The 90s and beyond were bumper crop years for “fandoms.” Where once there were small, separate cliques of people dedicated to a facet of pop culture, now there are unified groups who define themselves by their dedication. In a post-modern twist, these groups, united by their fascination with some specific aspect of pop culture, are themselves becoming the subject of fascination by another sect of people: filmmakers.

In 1997, Roger Nygard directed “Trekkies,” a humorous examination of the Star Trek fan culture. This documentary was so popular that it even got a sequel. Another documentary entitled, “Ringers: Lord of the Fans,” is about “Lord of the Rings” fans (this movie is currently awaiting distribution, but will be playing next Thursday at the Angelika as part of the USA Film Festival).

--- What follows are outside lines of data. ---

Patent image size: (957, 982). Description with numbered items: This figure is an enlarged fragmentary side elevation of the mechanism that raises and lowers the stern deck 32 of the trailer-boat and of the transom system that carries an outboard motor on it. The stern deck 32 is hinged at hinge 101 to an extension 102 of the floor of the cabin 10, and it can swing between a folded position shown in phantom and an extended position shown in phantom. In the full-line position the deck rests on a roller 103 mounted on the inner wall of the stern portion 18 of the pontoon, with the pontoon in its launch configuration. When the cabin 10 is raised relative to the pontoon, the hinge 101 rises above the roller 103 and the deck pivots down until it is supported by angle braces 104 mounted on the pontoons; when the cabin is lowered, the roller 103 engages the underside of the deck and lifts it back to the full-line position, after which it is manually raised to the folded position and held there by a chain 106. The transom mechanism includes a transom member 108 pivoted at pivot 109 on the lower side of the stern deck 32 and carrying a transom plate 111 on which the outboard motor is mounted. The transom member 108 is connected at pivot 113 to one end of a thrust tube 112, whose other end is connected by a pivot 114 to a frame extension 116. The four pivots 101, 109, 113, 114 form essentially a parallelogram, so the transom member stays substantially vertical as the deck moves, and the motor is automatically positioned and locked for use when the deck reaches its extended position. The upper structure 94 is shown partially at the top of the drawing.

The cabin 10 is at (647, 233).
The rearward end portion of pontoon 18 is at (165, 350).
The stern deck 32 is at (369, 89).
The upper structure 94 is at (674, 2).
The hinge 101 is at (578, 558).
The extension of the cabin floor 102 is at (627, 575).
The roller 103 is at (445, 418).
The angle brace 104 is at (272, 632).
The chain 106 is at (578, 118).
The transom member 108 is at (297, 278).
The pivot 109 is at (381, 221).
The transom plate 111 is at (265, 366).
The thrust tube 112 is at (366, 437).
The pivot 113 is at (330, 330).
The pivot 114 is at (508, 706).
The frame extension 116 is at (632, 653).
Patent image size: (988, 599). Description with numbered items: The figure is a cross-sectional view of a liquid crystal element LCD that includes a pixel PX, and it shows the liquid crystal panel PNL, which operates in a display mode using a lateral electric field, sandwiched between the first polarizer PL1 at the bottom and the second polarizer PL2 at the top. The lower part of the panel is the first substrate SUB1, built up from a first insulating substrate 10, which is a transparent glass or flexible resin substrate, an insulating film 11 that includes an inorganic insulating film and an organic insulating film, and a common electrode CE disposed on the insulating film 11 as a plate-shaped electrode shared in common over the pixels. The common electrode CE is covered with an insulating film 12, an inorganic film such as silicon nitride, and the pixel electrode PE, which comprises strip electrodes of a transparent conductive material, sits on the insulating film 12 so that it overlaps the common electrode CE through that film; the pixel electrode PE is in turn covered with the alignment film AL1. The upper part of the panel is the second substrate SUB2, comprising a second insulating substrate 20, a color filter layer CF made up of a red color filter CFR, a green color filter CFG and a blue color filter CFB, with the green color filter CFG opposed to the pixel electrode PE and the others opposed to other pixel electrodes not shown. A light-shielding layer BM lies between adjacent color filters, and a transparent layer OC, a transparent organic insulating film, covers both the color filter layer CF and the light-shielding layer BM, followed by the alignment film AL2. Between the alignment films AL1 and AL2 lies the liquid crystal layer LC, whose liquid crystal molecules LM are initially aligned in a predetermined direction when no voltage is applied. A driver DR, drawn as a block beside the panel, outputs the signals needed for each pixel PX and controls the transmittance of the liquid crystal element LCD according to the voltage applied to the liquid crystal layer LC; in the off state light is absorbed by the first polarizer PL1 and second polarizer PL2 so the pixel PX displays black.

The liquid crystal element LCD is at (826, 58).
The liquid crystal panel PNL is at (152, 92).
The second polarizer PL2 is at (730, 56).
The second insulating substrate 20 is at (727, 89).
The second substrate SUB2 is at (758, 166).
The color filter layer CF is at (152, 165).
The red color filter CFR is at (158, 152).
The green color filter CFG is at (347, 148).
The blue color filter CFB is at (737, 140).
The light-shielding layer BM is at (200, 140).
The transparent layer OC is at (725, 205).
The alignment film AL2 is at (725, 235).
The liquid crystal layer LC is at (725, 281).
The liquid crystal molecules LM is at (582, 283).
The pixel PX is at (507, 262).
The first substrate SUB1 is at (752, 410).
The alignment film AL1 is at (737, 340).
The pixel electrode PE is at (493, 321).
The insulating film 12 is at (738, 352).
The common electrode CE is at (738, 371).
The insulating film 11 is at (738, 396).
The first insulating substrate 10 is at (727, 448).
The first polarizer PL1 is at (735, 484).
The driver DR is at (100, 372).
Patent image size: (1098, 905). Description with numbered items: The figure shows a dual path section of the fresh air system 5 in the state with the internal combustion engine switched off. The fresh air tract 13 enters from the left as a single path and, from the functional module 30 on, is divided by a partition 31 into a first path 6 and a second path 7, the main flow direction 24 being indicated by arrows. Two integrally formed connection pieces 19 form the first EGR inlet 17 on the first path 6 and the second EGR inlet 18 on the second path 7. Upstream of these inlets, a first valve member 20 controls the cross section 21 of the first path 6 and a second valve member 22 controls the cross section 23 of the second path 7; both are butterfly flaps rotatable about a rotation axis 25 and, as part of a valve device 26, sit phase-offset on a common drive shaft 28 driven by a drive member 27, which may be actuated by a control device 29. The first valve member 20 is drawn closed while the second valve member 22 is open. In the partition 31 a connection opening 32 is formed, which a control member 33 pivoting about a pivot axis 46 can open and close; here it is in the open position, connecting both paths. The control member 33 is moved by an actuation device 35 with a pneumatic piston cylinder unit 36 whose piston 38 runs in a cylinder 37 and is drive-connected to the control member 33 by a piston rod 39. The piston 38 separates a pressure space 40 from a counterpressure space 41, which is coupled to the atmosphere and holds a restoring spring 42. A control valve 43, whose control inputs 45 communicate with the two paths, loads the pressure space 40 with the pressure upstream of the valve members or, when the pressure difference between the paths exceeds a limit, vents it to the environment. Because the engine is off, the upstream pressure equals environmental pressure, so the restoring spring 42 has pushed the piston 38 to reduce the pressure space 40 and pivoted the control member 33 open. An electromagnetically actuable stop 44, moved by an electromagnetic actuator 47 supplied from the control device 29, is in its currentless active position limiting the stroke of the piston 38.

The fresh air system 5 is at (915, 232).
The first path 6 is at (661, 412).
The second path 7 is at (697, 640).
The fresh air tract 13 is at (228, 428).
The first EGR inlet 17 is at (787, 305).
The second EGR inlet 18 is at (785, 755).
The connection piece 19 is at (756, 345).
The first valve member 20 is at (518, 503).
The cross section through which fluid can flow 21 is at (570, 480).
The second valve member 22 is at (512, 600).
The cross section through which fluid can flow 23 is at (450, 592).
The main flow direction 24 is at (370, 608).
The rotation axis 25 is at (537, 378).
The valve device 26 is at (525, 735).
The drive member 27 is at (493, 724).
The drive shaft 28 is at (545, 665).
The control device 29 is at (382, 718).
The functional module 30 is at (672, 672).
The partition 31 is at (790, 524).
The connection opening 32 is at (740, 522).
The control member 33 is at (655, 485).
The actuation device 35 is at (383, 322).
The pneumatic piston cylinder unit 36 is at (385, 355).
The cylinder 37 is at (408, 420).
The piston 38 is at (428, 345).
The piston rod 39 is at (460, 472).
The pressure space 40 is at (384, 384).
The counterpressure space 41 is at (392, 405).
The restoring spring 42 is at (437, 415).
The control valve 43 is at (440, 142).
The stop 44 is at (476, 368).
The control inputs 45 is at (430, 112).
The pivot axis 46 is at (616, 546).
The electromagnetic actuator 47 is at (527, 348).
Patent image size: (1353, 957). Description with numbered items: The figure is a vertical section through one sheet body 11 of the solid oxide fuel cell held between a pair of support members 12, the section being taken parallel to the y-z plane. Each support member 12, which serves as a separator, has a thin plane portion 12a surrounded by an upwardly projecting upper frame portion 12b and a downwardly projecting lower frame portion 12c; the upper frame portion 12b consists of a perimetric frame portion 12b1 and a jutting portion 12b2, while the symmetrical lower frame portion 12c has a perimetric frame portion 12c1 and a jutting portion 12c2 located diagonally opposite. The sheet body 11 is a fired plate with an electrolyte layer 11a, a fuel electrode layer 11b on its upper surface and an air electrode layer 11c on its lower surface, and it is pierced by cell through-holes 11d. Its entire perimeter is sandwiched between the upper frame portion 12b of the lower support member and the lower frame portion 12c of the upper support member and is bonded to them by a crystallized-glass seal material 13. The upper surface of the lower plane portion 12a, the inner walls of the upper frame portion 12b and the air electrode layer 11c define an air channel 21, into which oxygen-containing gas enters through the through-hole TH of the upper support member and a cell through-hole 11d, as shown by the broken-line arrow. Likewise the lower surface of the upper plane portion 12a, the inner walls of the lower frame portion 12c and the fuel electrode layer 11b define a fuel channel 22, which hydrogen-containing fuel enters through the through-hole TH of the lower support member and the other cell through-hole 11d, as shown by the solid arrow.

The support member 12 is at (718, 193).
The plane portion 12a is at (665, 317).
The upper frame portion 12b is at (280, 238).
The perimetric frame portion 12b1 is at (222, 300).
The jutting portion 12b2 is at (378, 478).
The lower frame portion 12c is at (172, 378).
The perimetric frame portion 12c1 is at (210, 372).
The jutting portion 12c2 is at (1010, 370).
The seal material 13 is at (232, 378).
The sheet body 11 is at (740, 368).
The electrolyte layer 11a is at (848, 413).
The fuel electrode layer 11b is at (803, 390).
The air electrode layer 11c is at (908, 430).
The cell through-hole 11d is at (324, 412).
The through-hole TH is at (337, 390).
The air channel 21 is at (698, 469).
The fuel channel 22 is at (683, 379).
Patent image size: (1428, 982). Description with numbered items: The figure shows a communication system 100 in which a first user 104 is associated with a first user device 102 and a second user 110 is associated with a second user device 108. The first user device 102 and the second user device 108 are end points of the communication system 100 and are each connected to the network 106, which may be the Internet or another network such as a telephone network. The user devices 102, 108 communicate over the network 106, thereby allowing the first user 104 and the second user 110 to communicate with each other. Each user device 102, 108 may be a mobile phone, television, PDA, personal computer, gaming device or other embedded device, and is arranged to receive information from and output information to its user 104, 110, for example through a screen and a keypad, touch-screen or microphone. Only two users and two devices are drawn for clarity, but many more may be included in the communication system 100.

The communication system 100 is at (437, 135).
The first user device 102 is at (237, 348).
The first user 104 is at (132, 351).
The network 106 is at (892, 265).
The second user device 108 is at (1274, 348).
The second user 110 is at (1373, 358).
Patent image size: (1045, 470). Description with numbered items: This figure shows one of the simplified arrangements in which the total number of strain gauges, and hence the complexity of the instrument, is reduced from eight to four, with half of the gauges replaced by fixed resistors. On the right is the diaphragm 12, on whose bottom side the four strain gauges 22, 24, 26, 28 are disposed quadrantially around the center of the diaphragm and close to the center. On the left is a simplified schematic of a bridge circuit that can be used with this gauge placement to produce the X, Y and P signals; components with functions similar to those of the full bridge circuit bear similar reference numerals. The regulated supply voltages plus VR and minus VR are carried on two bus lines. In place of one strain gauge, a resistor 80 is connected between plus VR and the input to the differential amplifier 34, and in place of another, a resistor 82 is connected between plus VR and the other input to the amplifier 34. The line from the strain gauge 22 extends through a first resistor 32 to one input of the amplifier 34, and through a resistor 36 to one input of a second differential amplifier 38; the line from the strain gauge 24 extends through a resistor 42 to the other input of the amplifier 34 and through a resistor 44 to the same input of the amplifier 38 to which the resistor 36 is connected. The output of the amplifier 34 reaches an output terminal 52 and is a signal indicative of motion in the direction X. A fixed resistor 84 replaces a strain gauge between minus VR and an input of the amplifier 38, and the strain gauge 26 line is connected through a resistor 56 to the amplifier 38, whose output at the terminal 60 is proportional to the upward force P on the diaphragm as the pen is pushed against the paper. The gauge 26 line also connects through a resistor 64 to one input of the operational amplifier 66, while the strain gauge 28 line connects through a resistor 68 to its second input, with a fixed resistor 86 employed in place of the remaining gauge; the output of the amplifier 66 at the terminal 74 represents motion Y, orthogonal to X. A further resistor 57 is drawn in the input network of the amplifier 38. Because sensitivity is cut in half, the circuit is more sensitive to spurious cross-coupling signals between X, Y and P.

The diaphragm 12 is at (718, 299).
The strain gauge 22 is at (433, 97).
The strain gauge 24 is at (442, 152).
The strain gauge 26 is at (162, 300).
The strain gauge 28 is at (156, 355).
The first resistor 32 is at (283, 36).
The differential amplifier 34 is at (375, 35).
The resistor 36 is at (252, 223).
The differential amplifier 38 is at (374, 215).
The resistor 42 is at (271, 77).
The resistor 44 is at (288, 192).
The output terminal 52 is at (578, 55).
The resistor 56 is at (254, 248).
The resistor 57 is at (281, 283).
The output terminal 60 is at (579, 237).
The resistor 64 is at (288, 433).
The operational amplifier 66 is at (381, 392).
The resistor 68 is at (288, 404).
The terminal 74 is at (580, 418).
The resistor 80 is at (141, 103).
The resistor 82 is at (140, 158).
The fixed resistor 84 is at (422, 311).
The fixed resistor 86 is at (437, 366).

One film following this motif of casting light on heretofore-unseen subcultures is Steve Metze’s, “Uber Goober,” an intriguing look at the world of role-playing gamers. According to the film, there are three distinct types of gamers: miniature gamers, who create miniature battlefields upon which they wage miniature wars, pen-and-paper gamers, the classical “Dungeons and Dragons” players who assume the roles of heroes in a usually fantasy-based setting, and “LARPers,” or live action role-players, who get into costume and act out their roles, going so far as to engage in “Braveheart”-esque clashes in parks with foam-rubber swords and shields. The film examines each of these groups and the people who, often fervently, belong to them.

The world of role-playing games is often murky and alien to people who have never played themselves, so some time must be taken to explain the rudimentary basics of what role-playing games are. However, Metze rightly keeps the exposition to a minimum; this is a movie about gamers, not the games themselves.

Indeed, this movie is not about the phenomenon of role-playing games, or about what the outside world thinks of the people who engage in them. It’s about the people who choose to identify themselves as “gamers,” and Metze does not shy away from showing them in their humanity, flaws and all.

The social stigma affixed to gamers is a particularly brutal one. Two different interview subjects in the movie are filmed in silhouette to keep their identities hidden, lest any of their peers should see the movie. These self-described “closeted gamers” could almost serve as an allegory for the unjust discrimination of gay men and women in the workplace; one of the subjects even says that he’s scared of being “outed.” They are afraid of becoming the victims of commonly held misconceptions about role-players that range from simply inaccurate to accusations of witchcraft.

That’s right, witchcraft. There are religious groups that accuse role-playing games, and gamers themselves by association, of being unholy harbingers of Satanism, black magic and countless other blasphemies. While Metze does grant these groups a say in “Uber Goober,” he quickly and quietly discredits them by cutting from their condemnations of role-playing games, to clips of these same people admitting their belief in astral projection and other pseudoscientific hocus pocus.

The segments of the documentary are separated by some surprisingly vicious “man on the street” interviews in which “average” people are asked what they think about people who play “Dungeons and Dragons.” The list of gamer stereotypes held by non-gamers is long and shown through the course of the film, “Uber Goober” dispels some while reinforcing others, but again, that’s not the point of the movie. It’s not a movie designed to debunk myths about role-playing gamers. It’s simply a movie about people.

“Uber Goober” is the video portrait of the real American geek: an otherwise normal person who forges their self-identity through subculture. And while it may not seem very appealing to people with no experience with gaming or gamers, it is nevertheless an engaging film about a fringe of society that has never been seen in the media for what is really is.

“Uber Goober” is currently playing at the Angelika Film Center.